En las noches, luego de
terminar el radio periódico, solía encontrase con el prodigioso maestro Jaime
Llano González en la pastelería Tony. Establecimiento de propiedad de un
paisano suyo, algo mayor que él. Era don Antonio Moreno, quien, por encargo (de
esto no estoy seguro, no lo pude comprobar) le habría pedido que escribiera y
grabara ese tema para una dedicación. Don Antonio tenía una hermosa novia, la
señorita Necha, unos veinte años, o tal vez más, menor que él. Pero ella
como que no se decidía a formalizar la relación… «¡Tal vez por lo viejo!», le
escuché alguna vez al novio decírselo a su paisano y contertulio. Lo
cierto fue que aquella bella dama nunca se fue a vivir con él, nunca se decidió.

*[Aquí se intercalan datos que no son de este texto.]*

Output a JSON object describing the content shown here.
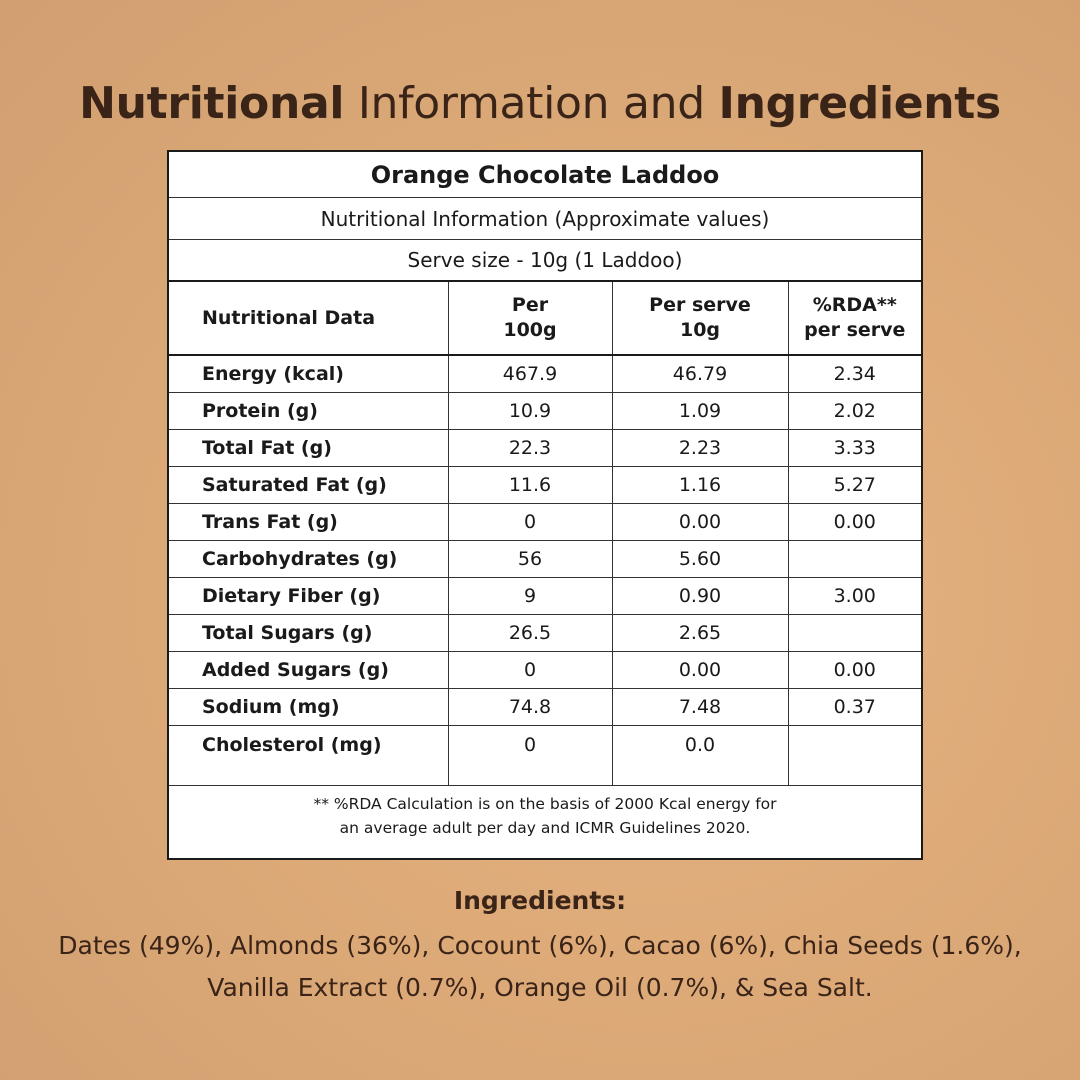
{
  "title": {
    "part1": "Nutritional",
    "part2": " Information and ",
    "part3": "Ingredients"
  },
  "product_name": "Orange Chocolate Laddoo",
  "info_subtitle": "Nutritional Information (Approximate values)",
  "serve_size": "Serve size - 10g (1 Laddoo)",
  "table": {
    "headers": {
      "col1": "Nutritional Data",
      "col2_line1": "Per",
      "col2_line2": "100g",
      "col3_line1": "Per serve",
      "col3_line2": "10g",
      "col4_line1": "%RDA**",
      "col4_line2": "per serve"
    },
    "rows": [
      {
        "label": "Energy (kcal)",
        "per100g": "467.9",
        "per_serve": "46.79",
        "rda": "2.34"
      },
      {
        "label": "Protein (g)",
        "per100g": "10.9",
        "per_serve": "1.09",
        "rda": "2.02"
      },
      {
        "label": "Total Fat (g)",
        "per100g": "22.3",
        "per_serve": "2.23",
        "rda": "3.33"
      },
      {
        "label": "Saturated Fat (g)",
        "per100g": "11.6",
        "per_serve": "1.16",
        "rda": "5.27"
      },
      {
        "label": "Trans Fat (g)",
        "per100g": "0",
        "per_serve": "0.00",
        "rda": "0.00"
      },
      {
        "label": "Carbohydrates (g)",
        "per100g": "56",
        "per_serve": "5.60",
        "rda": ""
      },
      {
        "label": "Dietary Fiber (g)",
        "per100g": "9",
        "per_serve": "0.90",
        "rda": "3.00"
      },
      {
        "label": "Total Sugars (g)",
        "per100g": "26.5",
        "per_serve": "2.65",
        "rda": ""
      },
      {
        "label": "Added Sugars (g)",
        "per100g": "0",
        "per_serve": "0.00",
        "rda": "0.00"
      },
      {
        "label": "Sodium (mg)",
        "per100g": "74.8",
        "per_serve": "7.48",
        "rda": "0.37"
      },
      {
        "label": "Cholesterol (mg)",
        "per100g": "0",
        "per_serve": "0.0",
        "rda": ""
      }
    ]
  },
  "footnote": {
    "line1": "** %RDA Calculation is on the basis of 2000 Kcal energy for",
    "line2": "an average adult per day and ICMR Guidelines 2020."
  },
  "ingredients": {
    "heading": "Ingredients:",
    "line1": "Dates (49%), Almonds (36%), Cocount (6%), Cacao (6%), Chia Seeds (1.6%),",
    "line2": "Vanilla Extract (0.7%), Orange Oil (0.7%), & Sea Salt."
  },
  "colors": {
    "background": "#ddaa78",
    "text_brown": "#3a2418",
    "table_border": "#1a1a1a"
  }
}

El enamorado murió solo, sin ella, poco después de hacerlo el maestro Morales
el 22 de septiembre de 1978.
Para cuando acaeció la
irreparable pérdida del egregio compositor, yo estaba en las huestes del Estado,
a su servicio, más precisamente en la Fuerza Aérea Colombiana, en el grupo
de los Aeroamigos 52-22.
Laboré con el maestro Morales,
pues mi madre, a su vez, era la repostera de la Tony, por lo que lo
conocía y le solicitó trabajo para mí. Como mi jornada terminaba a las 6 de la
tarde, siempre me dirigía hacia la pastelería, a cinco cuadras de la oficina, a
esperarla. Ella salía sobre las 7:30 pm.
Por ello, en ese lugar fui
disimulado testigo de otras tantas infidencias inherentes a la composición de
esa canción. Tan pronto terminaba el radio periódico, sobre las 6:45 p.m., el
maestro Morales solía ir a encontrarse con su paisano y amigo en la
cercana pastelería Tony. Allá, junto con el gran e irrepetible Jaime Llano
González, dueño de unas virtuosas manos con las que interpretaba el
piano, hablaban del avance de la canción, discutían, le hacían
correcciones, ajustes musicales… Los que, al siguiente día, en su oficina, y
conmigo como mudo, único e imperceptible testigo, volvía a tararear,
maldecir, tachar, borrar, corregir, arrugar hojas y botar. Y yo a recogerlas, a
desarrugarlas, a leerlas con avidez literaria y a guardarlas dentro de un
cuaderno, como un tesoro, una vez él salía y se iba.
Creo que una veintena de esas
amarillentas hojas las cargué, al menos durante diez años, hasta cuando en
algún trasteo se esfumaron. Por lo que solo me quedó aquel perfume de flor
de cera impregnado en las fosas nasales de mi inspiración.